High Levels of Inflammatory Biomarker Evident in Patients, Study Says, But Cause-Effect Unknown

High Levels of Inflammatory Biomarker Evident in Patients, Study Says, But Cause-Effect Unknown

Parkinson’s disease patients have “significantly elevated” levels of c-reactive protein, an acute-phase biomarker for inflammation in the body, according to a recent literature review.

It remains to be understood, however, if c-reactive protein is a risk factor for this neurodegenerative disorder, or if the disease itself triggers an inflammatory response.

The study, “C-reactive Protein and Risk of Parkinson’s Disease: A Systematic Review and Meta-analysis” was published in Frontiers in Neurology.

Chronic neuroinflammation is a hallmark of Parkinson’s disease (PD). Studies have suggested that inflammatory processes may contribute to disease risk and progression, although this biological response is unlikely to be the primary cause of neuronal death.

Evidence indicates that high c-reactive protein (CRP) levels are strongly correlated with the inflammatory process. Indeed, some studies suggest a link between CRP and chronic inflammatory and neurodegenerative disorders, such as cardiovascular disease, Alzheimer’s disease, or Parkinson’s.

Although some population-based studies have explored the relationship between c-reactive protein levels and Parkinson’s risk, results so far have been contradictory.

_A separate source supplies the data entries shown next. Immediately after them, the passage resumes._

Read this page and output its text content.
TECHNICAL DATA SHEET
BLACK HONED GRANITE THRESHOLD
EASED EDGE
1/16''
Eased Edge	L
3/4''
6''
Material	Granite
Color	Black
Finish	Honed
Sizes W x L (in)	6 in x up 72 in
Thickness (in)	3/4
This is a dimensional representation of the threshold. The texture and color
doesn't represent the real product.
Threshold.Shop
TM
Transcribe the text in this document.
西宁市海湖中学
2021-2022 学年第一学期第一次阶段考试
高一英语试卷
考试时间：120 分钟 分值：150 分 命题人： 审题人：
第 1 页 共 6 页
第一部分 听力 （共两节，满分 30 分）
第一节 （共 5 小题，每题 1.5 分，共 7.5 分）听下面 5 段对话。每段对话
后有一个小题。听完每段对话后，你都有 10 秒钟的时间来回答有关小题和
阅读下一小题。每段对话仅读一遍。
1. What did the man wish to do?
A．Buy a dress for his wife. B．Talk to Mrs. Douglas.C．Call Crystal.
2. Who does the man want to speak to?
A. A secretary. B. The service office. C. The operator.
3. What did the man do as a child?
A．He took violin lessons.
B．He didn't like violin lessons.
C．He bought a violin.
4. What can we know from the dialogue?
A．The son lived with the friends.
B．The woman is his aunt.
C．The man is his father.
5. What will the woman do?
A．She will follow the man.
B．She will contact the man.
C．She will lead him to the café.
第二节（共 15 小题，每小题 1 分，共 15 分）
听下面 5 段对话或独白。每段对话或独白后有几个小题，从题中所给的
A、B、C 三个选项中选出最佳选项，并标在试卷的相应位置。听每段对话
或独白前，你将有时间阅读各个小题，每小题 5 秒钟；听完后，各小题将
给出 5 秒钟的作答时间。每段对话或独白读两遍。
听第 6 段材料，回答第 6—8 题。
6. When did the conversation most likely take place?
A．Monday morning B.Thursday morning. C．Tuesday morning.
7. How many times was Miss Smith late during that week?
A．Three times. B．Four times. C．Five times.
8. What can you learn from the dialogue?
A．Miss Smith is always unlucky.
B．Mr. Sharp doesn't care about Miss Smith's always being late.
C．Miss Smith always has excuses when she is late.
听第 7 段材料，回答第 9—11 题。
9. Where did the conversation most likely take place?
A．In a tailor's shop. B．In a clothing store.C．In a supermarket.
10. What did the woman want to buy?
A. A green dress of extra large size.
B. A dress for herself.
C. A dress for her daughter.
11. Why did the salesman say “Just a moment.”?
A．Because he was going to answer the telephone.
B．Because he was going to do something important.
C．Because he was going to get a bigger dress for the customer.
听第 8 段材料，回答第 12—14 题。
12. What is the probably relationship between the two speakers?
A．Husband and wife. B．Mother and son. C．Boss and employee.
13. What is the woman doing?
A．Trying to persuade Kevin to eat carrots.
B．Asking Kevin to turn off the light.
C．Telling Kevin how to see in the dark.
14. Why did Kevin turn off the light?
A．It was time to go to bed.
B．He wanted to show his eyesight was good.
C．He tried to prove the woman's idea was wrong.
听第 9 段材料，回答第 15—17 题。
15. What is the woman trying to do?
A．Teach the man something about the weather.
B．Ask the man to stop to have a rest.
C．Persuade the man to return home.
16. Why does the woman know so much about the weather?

That led researchers at the First Affiliated Hospital of Guangxi Medical University, in China, to analyze all available studies regarding c-reactive protein levels in the serum, plasma, blood, and cerebrospinal fluid — the liquid that surrounds the brain and spinal cord — in Parkinson’s patients.

Investigators searched the records of seven life sciences, biomedical or medical databases — three of them Chinese — up through October 2018, examining associations between c-reactive protein levels and Parkinson’s risk.

The team analyzed a total of 23 case-control studies published between 2009 and 2018, which involved 2,646 Parkinson’s patients (mean age 63.6–73.2) and 1,932 controls. Disease duration ranged from 3 months to 9.8 years.

Whether studies used standard or more sensitive immunoassays — a procedure used to measure certain immune-related proteins or substances — c-reactive protein concentration in whole blood, serum, and cerebrospinal fluid was found to be significantly, and consistently, higher in Parkinson’s patients than in healthy controls.

Other factors, such as the patient’s medication use or other accompanying diseases, also may affect c-reactive protein levels, the researchers said.

Although the findings indicate a link between c-reactive protein levels and Parkinson’s, it is still unknown whether this “measurable” biochemical inflammation contributes to, or is a consequence of, Parkinson’s-related neurodegenerative mechanisms.

“[T]here is growing evidence that support an association between neuroinflammation and the initiation and progression of PD pathophysiology,” the researchers wrote.

“The results of this review only suggested a correlation between CRP levels and PD, but could not completely delineate whether inflammation plays a causal role in PD, or if PD leads to inflammatory processes,” they concluded.